College is literally a juggling act. You have so many things going on all at once and you don’t want to drop a single ball. Between going to school, doing homework, studying for exams, holding down a job, or even helping raise a family- well how can one person successfully do all that and not feel a constant pressure on themselves! It boils down to being able to manage your time successfully, but how are you supposed to do that?

Block Your Courses

Many students make the mistake of scattering their classes throughout the week and having hours on and off throughout the day. This is such a bad move to make! If you take your courses back to back as much as possible, then you will have larger amounts of time to devote to tedious amounts of studying. Usually if you have a fifty minute amount of class time, you will spend the majority of it on your phone surfing through Twitter and Instagram. Additionally, if you can block your classes on two or three days out of the week, then it will free up whole days of studying.

Make A Plan

It is never too early to go on ahead and start planning how you are going to do all of your class work for your classes in a semester. In fact, I have found that the very first day of class really helps me determine which classes I am going to prioritize over other classes. Enter all of your assignments-weekly assignments, quizzes, exercises and short papers, as well as exams- into your planner. Then develop a plan for your usual weekly studying and big research paper, projects or exams.

Aime To Make All Classes

Going to your classes is one of the most time efficient things that you can do. When you miss your classes, it means that you have to spend quite a bit more time trying to learn the material you missed rather than being in class in the first place. Additionally, you almost never learn the material as well out of class as you do in class.

Keep A Log

When you finally get into the rhythm of doing your class work, you should track how long it takes you to do the homework in each of your classes, prepare for your quizzes and exams, and write short papers. By knowing this, you can plan your time for your future assignments and it will help prevent you from overestimating how long you are really studying.

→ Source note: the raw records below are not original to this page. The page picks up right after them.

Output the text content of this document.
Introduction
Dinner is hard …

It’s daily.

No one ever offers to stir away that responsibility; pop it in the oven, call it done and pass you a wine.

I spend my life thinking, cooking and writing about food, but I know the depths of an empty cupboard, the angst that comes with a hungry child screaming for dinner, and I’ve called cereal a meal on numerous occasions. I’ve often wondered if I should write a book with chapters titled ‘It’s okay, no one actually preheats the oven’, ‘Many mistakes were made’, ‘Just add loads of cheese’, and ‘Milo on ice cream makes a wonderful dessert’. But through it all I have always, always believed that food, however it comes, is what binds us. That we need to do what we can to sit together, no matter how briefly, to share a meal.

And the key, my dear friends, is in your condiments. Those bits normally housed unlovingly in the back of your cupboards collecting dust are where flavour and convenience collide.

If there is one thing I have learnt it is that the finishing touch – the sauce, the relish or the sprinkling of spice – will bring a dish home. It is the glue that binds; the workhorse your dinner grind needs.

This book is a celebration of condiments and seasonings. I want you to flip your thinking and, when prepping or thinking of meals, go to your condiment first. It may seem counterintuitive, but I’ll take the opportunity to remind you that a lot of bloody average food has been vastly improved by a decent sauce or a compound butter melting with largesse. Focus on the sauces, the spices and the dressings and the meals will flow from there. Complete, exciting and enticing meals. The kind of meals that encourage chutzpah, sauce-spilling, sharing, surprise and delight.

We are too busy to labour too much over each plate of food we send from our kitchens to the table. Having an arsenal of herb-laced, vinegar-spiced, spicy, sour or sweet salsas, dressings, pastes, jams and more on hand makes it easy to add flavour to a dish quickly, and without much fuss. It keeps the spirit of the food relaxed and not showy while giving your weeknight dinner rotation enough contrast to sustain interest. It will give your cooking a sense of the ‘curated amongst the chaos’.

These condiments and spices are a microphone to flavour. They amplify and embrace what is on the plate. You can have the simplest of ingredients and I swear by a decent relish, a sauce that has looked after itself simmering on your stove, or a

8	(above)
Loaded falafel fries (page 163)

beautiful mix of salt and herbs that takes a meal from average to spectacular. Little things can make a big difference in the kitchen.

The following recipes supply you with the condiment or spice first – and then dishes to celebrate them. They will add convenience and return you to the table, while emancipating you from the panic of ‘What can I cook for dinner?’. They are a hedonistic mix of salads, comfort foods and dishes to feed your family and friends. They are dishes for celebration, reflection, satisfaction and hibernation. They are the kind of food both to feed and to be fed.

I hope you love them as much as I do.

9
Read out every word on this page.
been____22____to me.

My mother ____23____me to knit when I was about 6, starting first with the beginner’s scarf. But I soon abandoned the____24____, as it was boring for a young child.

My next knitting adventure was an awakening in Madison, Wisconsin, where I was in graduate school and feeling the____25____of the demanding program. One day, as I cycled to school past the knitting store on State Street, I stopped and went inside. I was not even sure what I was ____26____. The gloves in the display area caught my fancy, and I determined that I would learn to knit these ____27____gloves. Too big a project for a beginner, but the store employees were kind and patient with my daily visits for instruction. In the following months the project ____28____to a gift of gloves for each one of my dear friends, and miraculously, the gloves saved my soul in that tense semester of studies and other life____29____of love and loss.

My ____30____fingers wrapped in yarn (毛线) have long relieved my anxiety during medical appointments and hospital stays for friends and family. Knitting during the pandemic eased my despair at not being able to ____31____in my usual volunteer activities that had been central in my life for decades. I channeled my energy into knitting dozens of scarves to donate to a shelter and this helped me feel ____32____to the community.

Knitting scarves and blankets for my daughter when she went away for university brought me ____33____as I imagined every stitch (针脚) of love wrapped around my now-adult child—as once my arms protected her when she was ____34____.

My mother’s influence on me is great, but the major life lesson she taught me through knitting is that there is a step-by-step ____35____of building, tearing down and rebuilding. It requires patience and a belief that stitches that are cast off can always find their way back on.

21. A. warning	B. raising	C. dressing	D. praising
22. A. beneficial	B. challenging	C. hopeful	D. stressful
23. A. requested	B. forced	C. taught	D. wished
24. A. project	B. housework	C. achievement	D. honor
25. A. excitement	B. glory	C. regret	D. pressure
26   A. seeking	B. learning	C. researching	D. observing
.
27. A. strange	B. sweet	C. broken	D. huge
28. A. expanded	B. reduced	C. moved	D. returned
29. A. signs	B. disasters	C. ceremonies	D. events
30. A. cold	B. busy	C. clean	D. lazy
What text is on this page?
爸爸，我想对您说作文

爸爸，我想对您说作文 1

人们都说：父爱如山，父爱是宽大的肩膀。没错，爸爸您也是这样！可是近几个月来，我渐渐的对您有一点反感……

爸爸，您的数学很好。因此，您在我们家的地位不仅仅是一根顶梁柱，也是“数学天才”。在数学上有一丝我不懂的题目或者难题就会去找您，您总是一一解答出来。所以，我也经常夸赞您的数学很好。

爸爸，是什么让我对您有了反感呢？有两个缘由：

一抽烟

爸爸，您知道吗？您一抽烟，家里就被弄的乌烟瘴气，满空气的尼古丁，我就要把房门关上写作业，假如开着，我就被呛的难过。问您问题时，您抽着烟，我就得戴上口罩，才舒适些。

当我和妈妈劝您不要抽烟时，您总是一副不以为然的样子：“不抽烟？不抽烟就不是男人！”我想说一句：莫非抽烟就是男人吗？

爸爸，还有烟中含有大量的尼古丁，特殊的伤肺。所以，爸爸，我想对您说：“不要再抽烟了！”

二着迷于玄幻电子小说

Determine Whether You Are An Owl Or A Rooster

Schedule your studying time for when you will be the most productive at engaging in your school work. This can vary from person to person because everyone has a preference for different times of the day. Some students will find that 11 p.m. is the best time, but others will find that 7 a.m. is the best. Just because your roommate is studying at a particular time doesn’t mean that it will work for you.

Do Your Work On Time

Even though there are no parents or teachers to breathe down your neck to do your homework, be sure that you are doing your outside classwork when it is assigned. Doing the readings ahead of time for the class, studying for each quiz as it comes along, and memorizing what needs to be memorized on a week-to-week basis are all strategies that will increase your efficiency and cut down on overall study time. Sure it can feel good to blow off your homework when there is no exam looming over your head or the professor doesn’t call on you often, but the fun will quickly diminish when you have 500 pages worth of reading to get caught up on before the day of an exam.

Balance Your Courses

You will find that many professors will think that their class should be the center of your attention, and that their class will have to have their homework done first before any others. Learn to triage your courses- spend different amounts of time on your courses based on how important or difficult the class is. Do not spend all of your time on the course that you think is the easiest or the one that is your favorite. Additionally, if you think that you are spending too much time on certain course work, then it might be best to cut back. Keep in mind that you signed up for four or five courses, each of which will end up counting for around 20-25 percent of your overall grade.

Learn to Focus

For the most part, we are used to receiving material in 140-character units, in 20 second bursts, or with a lot of 20 second videos to go along with it. Unfortunately, college is not Twitter, Instagram, or Facebook. In college, whether it is a lecture, a reading, or a problem set, sustained attention is needed. Learn to practice without breaks and without any additional stimulation. I know that it is hard to reprogram your brain, but doing so will prevent you from having to start focusing again.